Never meet your heroes. — Anonymous
Quora users were asked recently if they’d ever had a celebrity encounter that completely changed the way they viewed celebrities. And, it would seem, the “never meet your heroes” adage rings true.
Naturally, take these stories with a grain of salt, seeing as how, you know, they’re being shared on the internet.
1. Drew Carey:
I was a Drew Carey fan, now I think Drew Carey is a dick.
I was born and raised in Toledo, Ohio. After graduating college I moved to the “big city” of Cleveland, Ohio. This was around the height of popularity for The Drew Carey show. He did a great job portraying himself as this Midwest, holsome, good guy rube. There were all these stories about him showing up in Cleveland bars and buying the entire place drinks, etc,etc. everyone in that city Loved him (Or at least his image)and his tv show.
About this time he booked a stint doing a stand up routine in Vegas . The local radio stations were all over promoting the local “hero’s” act.. Part of all this promotion was giving a lucky caller round trip airfair, hotel and tickets to the Vegas show complete with a meet and greet. I was the lucky caller! The entire trip was great except for that “meet and greet” part.
Someone should have told me the rules! I was unaware that introducing yourself to a celebrity at a meet and greet was a faux pas ..
Let me set the scene. An entire Bar was rented out for his cast and crew along with a couple “winners” like me. Nice place, very dark and trendy. I was in my early 20’s and oddly enough, a little nervous about meeting a celebrity and more looking forward to hanging out after enjoying way too many free drinks and pretty girls.

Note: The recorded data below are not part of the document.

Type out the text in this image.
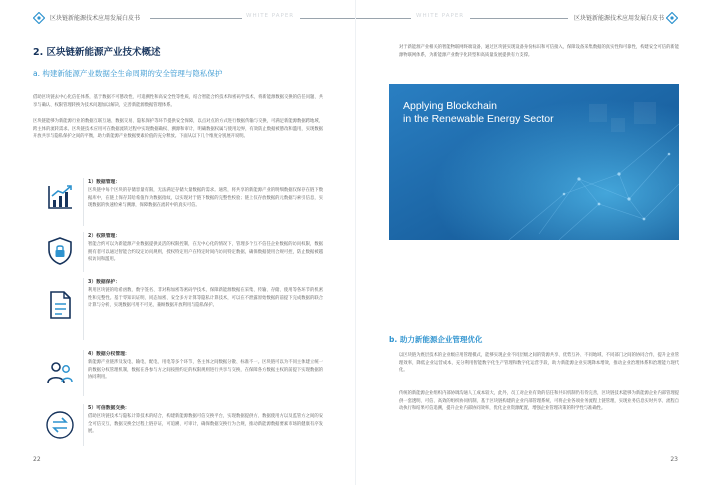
区块链新能源技术应用发展白皮书	WHITE PAPER
2. 区块链新能源产业技术概述
a. 构建新能源产业数据全生命周期的安全管理与隐私保护

借助区块链去中心化信任体系，基于数据不可篡改性、可追溯性和高安全性等性质，结合智能合约技术和密码学技术，将新能源数据交换的信任问题、共享与确认、权限管理转换为技术问题加以解决，完善新能源数据管理体系。

区块链能够为新能源行业的数据互联互通、数据交易、隐私保护等环节提供安全保障，以点对点的方式进行数据传输与交换，可满足新能源数据跨地域、跨主体的流转需求。区块链技术应用可在数据流转过程中实现数据确权、溯源和审计，明确数据权属与使用边界，有效防止数据被篡改和滥用，实现数据开放共享与隐私保护之间的平衡，助力新能源产业数据要素价值的充分释放。下面从以下几个维度分别展开说明。

1）数据管理：
区块链中每个区块的存储容量有限，无法满足存储大量数据的需求。通常，将共享的新能源产业的明细数据仅保存在链下数据库中，在链上保存其哈希值作为数据指纹，以实现对于链下数据的完整性校验；链上仅存放数据的元数据与索引信息，实现数据的快速检索与溯源，保障数据在流转中的真实可信。
2）权限管理：
智能合约可以为新能源产业数据提供灵活的权限控制，在无中心化的情况下，管理多个互不信任企业数据的访问权限，数据拥有者可以通过智能合约设定访问规则，授权特定用户在特定时间内访问特定数据，确保数据使用合规可控，防止数据被越权访问和滥用。
3）数据保护：
利用区块链的哈希函数、数字签名、非对称加密等密码学技术，保障新能源数据在采集、传输、存储、使用等各环节的机密性和完整性。基于零知识证明、同态加密、安全多方计算等隐私计算技术，可以在不泄露原始数据的前提下完成数据的联合计算与分析，实现数据可用不可见，兼顾数据开放利用与隐私保护。
4）数据分权管理：
新能源产业链涉及发电、输电、配电、用电等多个环节，各主体之间数据分散、标准不一。区块链可以为不同主体建立统一的数据分权管理机制，数据在各参与方之间按照约定的权限规则进行共享与交换，在保障各方数据主权的前提下实现数据的协同利用。
5）可信数据交换：
借助区块链技术与隐私计算技术的结合，构建新能源数据可信交换平台，实现数据提供方、数据使用方以及监管方之间的安全可信交互，数据交换全过程上链存证，可追溯、可审计，确保数据交换行为合规，推动新能源数据要素市场的健康有序发展。
22
WHITE PAPER	区块链新能源技术应用发展白皮书

对于新能源产业相关的智能物联网终端设备，通过区块链实现设备身份标识和可信接入，保障设备采集数据的真实性和可靠性，构建安全可信的新能源物联网体系，为新能源产业数字化转型和高质量发展提供有力支撑。

Applying Blockchain
in the Renewable Energy Sector
b. 助力新能源企业管理优化

以区块链为底层技术的企业级应用管理模式，能够实现企业不同层级之间的资源共享、优势互补、不同地域、不同部门之间的协同合作，提升企业管理效率，降低企业运营成本，充分利用智能数字化生产管理和数字化运营手段，助力新能源企业实现降本增效，推动企业治理体系和治理能力现代化。

传统的新能源企业组织内部协调沟通人工成本较大，此外，员工对企业有效的信任和共识机制仍有待完善，区块链技术能够为新能源企业内部管理提供一套透明、可信、高效的组织协同机制，基于区块链构建的企业内部管理系统，可将企业各项业务流程上链管理，实现业务信息实时共享、流程自动执行和结果可信追溯，提升企业内部协同效率，优化企业资源配置，增强企业管理决策的科学性与准确性。

23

I brought a gift for Drew, because I’m from Ohio and that’s what we do. So I walk into this club with a custom made glass paperweight that encapsulated a 24k gold Cleveland coin.. and who is the first person I see? You guessed it.. Drew Carey sitting at the first table .. I don’t know if I was star struck or what because I didn’t notice his company or anything else really, at first.. so in my mind I just thought “let’s say hello, give him his gift and get on with the party! I walked right up to Drew and introduced myself, told him I won the contest, loved his show and presented him a gift and thanked him…. That’s when the stuff got weird.. my introduction and comments were literally less than 30 seconds and I turned to walk away toward the bar.. I began to hear and notice things as I turned.. I noticed Drew was with what appeared to be 4 prostitutes, there are things on the table that I recognized from my fraternity house and I hear some of the staff saying “he Didn’t talk to Drew!!” Behind me .. was his entire persona bullcrap? I look back and see Drew throwing the paperweight and yelling to his mussel guys “That one!!” That was it, 3 minutes into my Vegas night of free drinks and trying to hook up with C list celebrities, I was thrown out on my ass.. he even had the people that talked to me thrown out for good measure! What a dick.
It was years ago, but I still can’t stand to see him on television.
I worked as a waiter at the Pacific Grill restaurant at the Four Seasons Maui in 1993ish -1996ish. At the time, the hotel was voted by Condé Nast magazine as the #1 hotel in the world. We regularly had celebrities as guests.
a real ass. Much shorter and tinier in person than I expected. His entourage were rude jerks as well, very demanding, entitled asses. When I tried to take his order, one of his cronies butted in and acted as if I broke a rule by speaking directly to him. They made several unusual food requests and had the attitude of ‘you know who we are, right?’ I felt like they did their best to make sure I felt like it was such an honor to serve him and I was lucky to be demeaned by them. Heard a rumor after he checked out that he left a turd in the shower of his hotel room. I was a fan of his movies and never viewed them the same after.
Used to work for a limo company and we’ve driven many celebrities. Beyoncé was a total bitch to our driver; he asked her and her mom “so how was your stay in Alaska?” To which her mom cleared her throat and said “ha uh yeah she doesn’t speak to the help”. She’s not even that talented I don’t know where she gets her sense of entitlement from.
4. Lauren Hutton:
I grew up in NYC (Manhattan), so I saw and met and hung out with a lot of famous people. But the worst was LAUREN HUTTON. She was a model / wannabe actress. I was working at a Godiva store that had a small cafe with cake and ice cream. My dad had a crush on her, so I was extra nice. I don’t ask for autographs, but I figured as she was done I’d ask for my dad.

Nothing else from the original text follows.